We're down to about 11k files now, much more reasonable.

Change 361433 merged by ArielGlenn:
[operations/puppet@production] for cirrusdumps, do not create new logs after old ones are rotated

https://gerrit.wikimedia.org/r/361433

Now live, will check how things look tomorrow after log rotation.

Because the naming scheme was really screwed up from the previous config, I have cleaned out a bunch more old files. It was hard to tell whether the new config works properly with al that cruft in there, though I *think* it was ok. Will check again tomorrow morning.

Well this was a nice idea but fail. The problem is with our understanding of what "dateext" does. It appends the date YYMMDD to every logfile present in the directory that matches the expression in the conf file (in our case, /var/log/cirrusdump/*.log). We say we will keep files around for 22 days which means that for 22 days everything ending in .log gets the new day's timestamp before any file ending in .log ever gets removed. We need rotation happening in here someplace :-P

Change 362383 had a related patch set uploaded (by ArielGlenn; owner: ArielGlenn):
[operations/puppet@production] actually rotate the cirrusdump log files

https://gerrit.wikimedia.org/r/362383

Change 362383 merged by ArielGlenn:
[operations/puppet@production] ditch dateext and just use normal rotation for cirrusdump logs

https://gerrit.wikimedia.org/r/362383

I should have done this in the beginning, that is, discussed removing the not so useful dateext, given that there's a datestring in the log filename already.

So after too many changesets, we'll see what logrot looks like tomorrow.

ArielGlenn claimed this task.

The weekly run of cirrussearch dumps failed because of the nfs incident in T169680: NFS on dataset1001 overloaded, high load on the hosts that mount it but logs were rotated as we expect them to be, at last.

I just had a look at the directory and I still don't like what I'm seeing in there. Files from July when maxage is 22. All with a .1 ending. Re-opening to look at it again.

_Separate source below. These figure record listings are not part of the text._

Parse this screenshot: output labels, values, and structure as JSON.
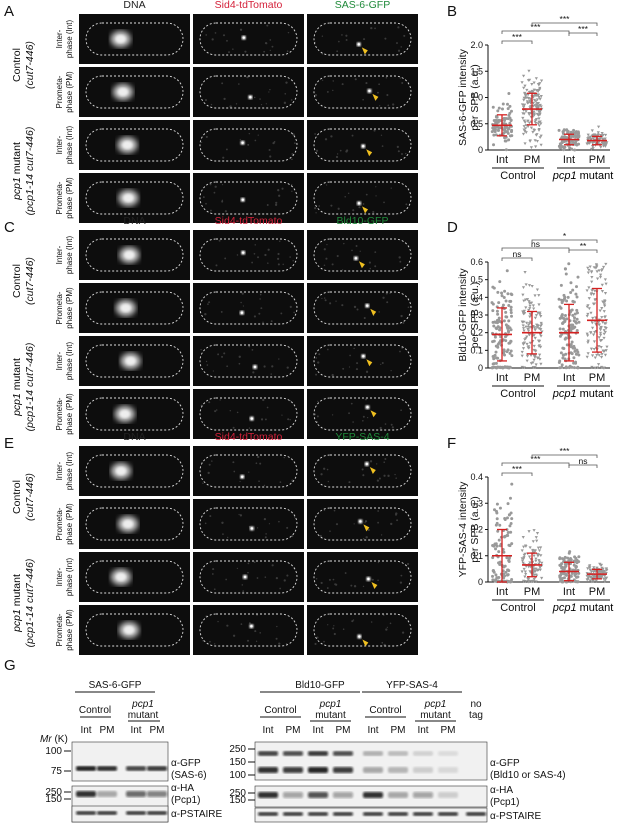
{
  "panel_letters": {
    "A": "A",
    "B": "B",
    "C": "C",
    "D": "D",
    "E": "E",
    "F": "F",
    "G": "G"
  },
  "micro": {
    "rowA": {
      "cols": [
        "DNA",
        "Sid4-tdTomato",
        "SAS-6-GFP"
      ],
      "col_colors": [
        "#222222",
        "#d4213a",
        "#1f8a3a"
      ]
    },
    "rowC": {
      "cols": [
        "DNA",
        "Sid4-tdTomato",
        "Bld10-GFP"
      ],
      "col_colors": [
        "#222222",
        "#d4213a",
        "#1f8a3a"
      ]
    },
    "rowE": {
      "cols": [
        "DNA",
        "Sid4-tdTomato",
        "YFP-SAS-4"
      ],
      "col_colors": [
        "#222222",
        "#d4213a",
        "#1f8a3a"
      ]
    },
    "group_control": {
      "name": "Control",
      "gene": "(cut7-446)"
    },
    "group_mutant": {
      "name_italic": "pcp1",
      "name_rest": " mutant",
      "gene": "(pcp1-14 cut7-446)"
    },
    "phase_int": {
      "l1": "Inter-",
      "l2": "phase (Int)"
    },
    "phase_pm": {
      "l1": "Prometa-",
      "l2": "phase (PM)"
    }
  },
  "chart_data": [
    {
      "type": "scatter",
      "panel": "B",
      "ylabel_l1": "SAS-6-GFP intensity",
      "ylabel_l2": "per SPB (a.u.)",
      "ylim": [
        0,
        2.0
      ],
      "yticks": [
        "0",
        "0.5",
        "1.0",
        "1.5",
        "2.0"
      ],
      "categories": [
        "Int",
        "PM",
        "Int",
        "PM"
      ],
      "groups": [
        {
          "name": "Control"
        },
        {
          "name_italic": "pcp1",
          "name_rest": " mutant"
        }
      ],
      "means": [
        0.47,
        0.78,
        0.2,
        0.18
      ],
      "sds": [
        0.2,
        0.3,
        0.1,
        0.08
      ],
      "n": [
        90,
        160,
        90,
        90
      ],
      "sig": [
        "***",
        "***",
        "***",
        "***"
      ],
      "point_color": "#999999",
      "mean_color": "#d42020"
    },
    {
      "type": "scatter",
      "panel": "D",
      "ylabel_l1": "Bld10-GFP intensity",
      "ylabel_l2": "per SPB (a.u.)",
      "ylim": [
        0,
        0.6
      ],
      "yticks": [
        "0",
        "0.1",
        "0.2",
        "0.3",
        "0.4",
        "0.5",
        "0.6"
      ],
      "categories": [
        "Int",
        "PM",
        "Int",
        "PM"
      ],
      "groups": [
        {
          "name": "Control"
        },
        {
          "name_italic": "pcp1",
          "name_rest": " mutant"
        }
      ],
      "means": [
        0.19,
        0.2,
        0.2,
        0.27
      ],
      "sds": [
        0.15,
        0.12,
        0.16,
        0.18
      ],
      "n": [
        130,
        130,
        130,
        130
      ],
      "sig": [
        "ns",
        "ns",
        "*",
        "**"
      ],
      "point_color": "#999999",
      "mean_color": "#d42020"
    },
    {
      "type": "scatter",
      "panel": "F",
      "ylabel_l1": "YFP-SAS-4 intensity",
      "ylabel_l2": "per SPB (a.u.)",
      "ylim": [
        0,
        0.4
      ],
      "yticks": [
        "0",
        "0.1",
        "0.2",
        "0.3",
        "0.4"
      ],
      "categories": [
        "Int",
        "PM",
        "Int",
        "PM"
      ],
      "groups": [
        {
          "name": "Control"
        },
        {
          "name_italic": "pcp1",
          "name_rest": " mutant"
        }
      ],
      "means": [
        0.1,
        0.065,
        0.04,
        0.03
      ],
      "sds": [
        0.1,
        0.045,
        0.035,
        0.018
      ],
      "n": [
        110,
        110,
        100,
        100
      ],
      "sig": [
        "***",
        "***",
        "***",
        "ns"
      ],
      "point_color": "#999999",
      "mean_color": "#d42020"
    }
  ],
  "blot": {
    "left": {
      "tag": "SAS-6-GFP",
      "group1": "Control",
      "group2_l1": "pcp1",
      "group2_l2": "mutant",
      "lanes": [
        "Int",
        "PM",
        "Int",
        "PM"
      ]
    },
    "right": {
      "tags": [
        "Bld10-GFP",
        "YFP-SAS-4"
      ],
      "lanes": [
        "Int",
        "PM",
        "Int",
        "PM"
      ],
      "notag": [
        "no",
        "tag"
      ]
    },
    "mr_label": "Mr (K)",
    "markers_left": [
      "100",
      "75",
      "250",
      "150"
    ],
    "markers_right": [
      "250",
      "150",
      "100",
      "250",
      "150"
    ],
    "ab_left": [
      {
        "l1": "α-GFP",
        "l2": "(SAS-6)"
      },
      {
        "l1": "α-HA",
        "l2": "(Pcp1)"
      },
      {
        "l1": "α-PSTAIRE",
        "l2": ""
      }
    ],
    "ab_right": [
      {
        "l1": "α-GFP",
        "l2": "(Bld10 or SAS-4)"
      },
      {
        "l1": "α-HA",
        "l2": "(Pcp1)"
      },
      {
        "l1": "α-PSTAIRE",
        "l2": ""
      }
    ]
  }
}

Change 389984 had a related patch set uploaded (by ArielGlenn; owner: ArielGlenn):
[operations/puppet@production] use a simple find to toss old cirrussearch dump log files

https://gerrit.wikimedia.org/r/389984

Change 389984 merged by ArielGlenn:
[operations/puppet@production] use a simple find to toss old cirrussearch dump log files

https://gerrit.wikimedia.org/r/389984

I should have done that ^^ in the beginning instead of fooling around with logrotate all this time. I've cleaned up log files manually with the same find that's in the changeset. We'll wait a week to make sure things run as expected before closing the ticket.

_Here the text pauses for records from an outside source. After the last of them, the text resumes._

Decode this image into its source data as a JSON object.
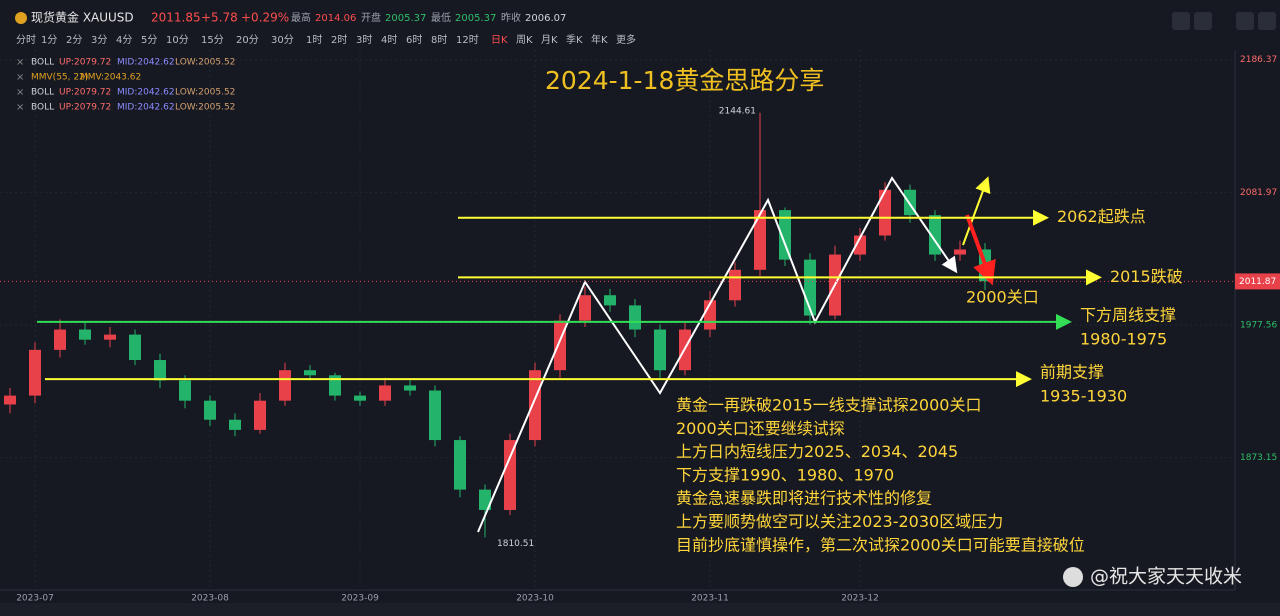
{
  "header": {
    "symbol": "现货黄金 XAUUSD",
    "price": "2011.85",
    "change": "+5.78",
    "change_pct": "+0.29%",
    "stats": [
      {
        "label": "最高",
        "value": "2014.06"
      },
      {
        "label": "开盘",
        "value": "2005.37"
      },
      {
        "label": "最低",
        "value": "2005.37"
      },
      {
        "label": "昨收",
        "value": "2006.07"
      }
    ]
  },
  "periods": [
    "分时",
    "1分",
    "2分",
    "3分",
    "4分",
    "5分",
    "10分",
    "15分",
    "20分",
    "30分",
    "1时",
    "2时",
    "3时",
    "4时",
    "6时",
    "8时",
    "12时",
    "日K",
    "周K",
    "月K",
    "季K",
    "年K",
    "更多"
  ],
  "indicators": [
    [
      "BOLL",
      "UP:2079.72",
      "MID:2042.62",
      "LOW:2005.52"
    ],
    [
      "MMV(55, 22)",
      "MMV:2043.62"
    ],
    [
      "BOLL",
      "UP:2079.72",
      "MID:2042.62",
      "LOW:2005.52"
    ],
    [
      "BOLL",
      "UP:2079.72",
      "MID:2042.62",
      "LOW:2005.52"
    ]
  ],
  "chart_data": {
    "type": "candlestick",
    "title": "2024-1-18黄金思路分享",
    "categories": [
      null,
      "2023-07",
      null,
      null,
      null,
      null,
      null,
      null,
      "2023-08",
      null,
      null,
      null,
      null,
      null,
      "2023-09",
      null,
      null,
      null,
      null,
      null,
      null,
      "2023-10",
      null,
      null,
      null,
      null,
      null,
      null,
      "2023-11",
      null,
      null,
      null,
      null,
      null,
      "2023-12",
      null,
      null,
      null,
      null,
      null
    ],
    "open": [
      1915,
      1922,
      1958,
      1974,
      1966,
      1970,
      1950,
      1934,
      1918,
      1903,
      1895,
      1918,
      1942,
      1938,
      1922,
      1918,
      1930,
      1926,
      1887,
      1848,
      1832,
      1887,
      1942,
      1981,
      2001,
      1993,
      1974,
      1942,
      1974,
      1997,
      2021,
      2068,
      2029,
      1985,
      2033,
      2048,
      2084,
      2064,
      2033,
      2037
    ],
    "high": [
      1928,
      1964,
      1982,
      1980,
      1976,
      1974,
      1955,
      1938,
      1922,
      1908,
      1924,
      1948,
      1946,
      1940,
      1925,
      1936,
      1934,
      1930,
      1890,
      1852,
      1892,
      1948,
      1986,
      2008,
      2006,
      1998,
      1978,
      1980,
      2004,
      2027,
      2144.61,
      2070,
      2034,
      2040,
      2054,
      2090,
      2088,
      2068,
      2044,
      2042
    ],
    "low": [
      1908,
      1916,
      1952,
      1962,
      1960,
      1946,
      1928,
      1912,
      1898,
      1890,
      1892,
      1914,
      1934,
      1918,
      1914,
      1914,
      1922,
      1882,
      1842,
      1810.51,
      1828,
      1882,
      1936,
      1976,
      1988,
      1968,
      1936,
      1938,
      1968,
      1992,
      2016,
      2024,
      1978,
      1982,
      2028,
      2044,
      2058,
      2028,
      2028,
      2005
    ],
    "close": [
      1922,
      1958,
      1974,
      1966,
      1970,
      1950,
      1934,
      1918,
      1903,
      1895,
      1918,
      1942,
      1938,
      1922,
      1918,
      1930,
      1926,
      1887,
      1848,
      1832,
      1887,
      1942,
      1981,
      2001,
      1993,
      1974,
      1942,
      1974,
      1997,
      2021,
      2068,
      2029,
      1985,
      2033,
      2048,
      2084,
      2064,
      2033,
      2037,
      2012
    ],
    "up_color": "#e8414a",
    "down_color": "#23b36a",
    "ylim": [
      1769,
      2194
    ],
    "yticks": [
      2186.37,
      2081.97,
      1977.56,
      1873.15
    ],
    "last_price": 2011.87,
    "levels": [
      {
        "value": 2062,
        "label": [
          "2062起跌点"
        ],
        "color": "#ffff33"
      },
      {
        "value": 2015,
        "label": [
          "2015跌破"
        ],
        "color": "#ffff33"
      },
      {
        "value": 1980,
        "label": [
          "下方周线支撑",
          "1980-1975"
        ],
        "color": "#33dd55"
      },
      {
        "value": 1935,
        "label": [
          "前期支撑",
          "1935-1930"
        ],
        "color": "#ffff33"
      }
    ],
    "annotation": "2000关口",
    "notes": [
      "黄金一再跌破2015一线支撑试探2000关口",
      "2000关口还要继续试探",
      "上方日内短线压力2025、2034、2045",
      "下方支撑1990、1980、1970",
      "黄金急速暴跌即将进行技术性的修复",
      "上方要顺势做空可以关注2023-2030区域压力",
      "目前抄底谨慎操作，第二次试探2000关口可能要直接破位"
    ],
    "watermark": "@祝大家天天收米"
  }
}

Hi @ArielGlenn - is everything looking good for this work?

Nope. There's still some old cirrusdump-cirrus-metastore-* files left around. Not very many but I need to add them to the find. The rest looks ok.

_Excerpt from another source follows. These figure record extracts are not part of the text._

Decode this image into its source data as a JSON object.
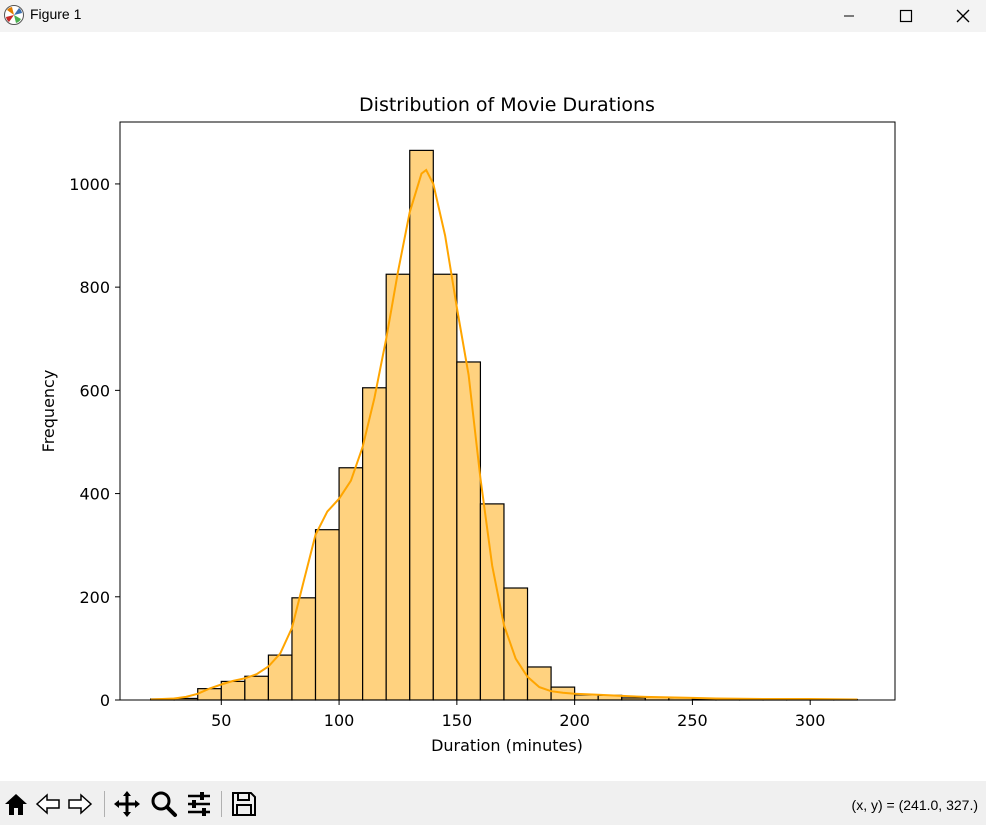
{
  "window": {
    "title": "Figure 1"
  },
  "toolbar": {
    "buttons": [
      "home-icon",
      "back-icon",
      "forward-icon",
      "pan-icon",
      "zoom-icon",
      "configure-subplots-icon",
      "save-icon"
    ],
    "coords": "(x, y) = (241.0, 327.)"
  },
  "colors": {
    "bar_fill": "#ffd27f",
    "bar_edge": "#000000",
    "kde": "#ffa500"
  },
  "chart_data": {
    "type": "bar",
    "title": "Distribution of Movie Durations",
    "xlabel": "Duration (minutes)",
    "ylabel": "Frequency",
    "xlim": [
      7,
      336
    ],
    "ylim": [
      0,
      1120
    ],
    "xticks": [
      50,
      100,
      150,
      200,
      250,
      300
    ],
    "yticks": [
      0,
      200,
      400,
      600,
      800,
      1000
    ],
    "grid": false,
    "bins": [
      {
        "x0": 20,
        "x1": 30,
        "count": 2
      },
      {
        "x0": 30,
        "x1": 40,
        "count": 3
      },
      {
        "x0": 40,
        "x1": 50,
        "count": 22
      },
      {
        "x0": 50,
        "x1": 60,
        "count": 36
      },
      {
        "x0": 60,
        "x1": 70,
        "count": 46
      },
      {
        "x0": 70,
        "x1": 80,
        "count": 87
      },
      {
        "x0": 80,
        "x1": 90,
        "count": 198
      },
      {
        "x0": 90,
        "x1": 100,
        "count": 330
      },
      {
        "x0": 100,
        "x1": 110,
        "count": 450
      },
      {
        "x0": 110,
        "x1": 120,
        "count": 605
      },
      {
        "x0": 120,
        "x1": 130,
        "count": 825
      },
      {
        "x0": 130,
        "x1": 140,
        "count": 1065
      },
      {
        "x0": 140,
        "x1": 150,
        "count": 825
      },
      {
        "x0": 150,
        "x1": 160,
        "count": 655
      },
      {
        "x0": 160,
        "x1": 170,
        "count": 380
      },
      {
        "x0": 170,
        "x1": 180,
        "count": 217
      },
      {
        "x0": 180,
        "x1": 190,
        "count": 64
      },
      {
        "x0": 190,
        "x1": 200,
        "count": 25
      },
      {
        "x0": 200,
        "x1": 210,
        "count": 10
      },
      {
        "x0": 210,
        "x1": 220,
        "count": 9
      },
      {
        "x0": 220,
        "x1": 230,
        "count": 4
      },
      {
        "x0": 230,
        "x1": 240,
        "count": 5
      },
      {
        "x0": 240,
        "x1": 250,
        "count": 4
      },
      {
        "x0": 250,
        "x1": 260,
        "count": 2
      },
      {
        "x0": 260,
        "x1": 270,
        "count": 2
      },
      {
        "x0": 270,
        "x1": 280,
        "count": 1
      },
      {
        "x0": 280,
        "x1": 290,
        "count": 1
      },
      {
        "x0": 290,
        "x1": 300,
        "count": 2
      },
      {
        "x0": 300,
        "x1": 310,
        "count": 1
      },
      {
        "x0": 310,
        "x1": 320,
        "count": 1
      }
    ],
    "kde": {
      "x": [
        20,
        30,
        35,
        40,
        45,
        50,
        55,
        60,
        65,
        70,
        75,
        80,
        85,
        90,
        95,
        100,
        105,
        110,
        115,
        120,
        125,
        130,
        135,
        137,
        140,
        145,
        150,
        155,
        160,
        165,
        170,
        175,
        180,
        185,
        190,
        195,
        200,
        210,
        220,
        230,
        240,
        250,
        260,
        280,
        300,
        320
      ],
      "y": [
        1,
        3,
        6,
        12,
        22,
        30,
        37,
        42,
        50,
        65,
        90,
        140,
        230,
        320,
        365,
        390,
        425,
        490,
        585,
        700,
        830,
        945,
        1020,
        1027,
        1000,
        900,
        760,
        630,
        430,
        260,
        145,
        80,
        45,
        25,
        17,
        14,
        12,
        10,
        8,
        6,
        5,
        4,
        3,
        2,
        2,
        1
      ]
    }
  }
}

Ok, I'll keep it open then, thanks!

Change 392808 had a related patch set uploaded (by ArielGlenn; owner: ArielGlenn):
[operations/puppet@production] include all log files in cirrussearch cron cleanup

https://gerrit.wikimedia.org/r/392808

Change 392808 merged by ArielGlenn:
[operations/puppet@production] include all log files in cirrussearch cron cleanup

https://gerrit.wikimedia.org/r/392808

At long last this is working as advertised. Closing for good.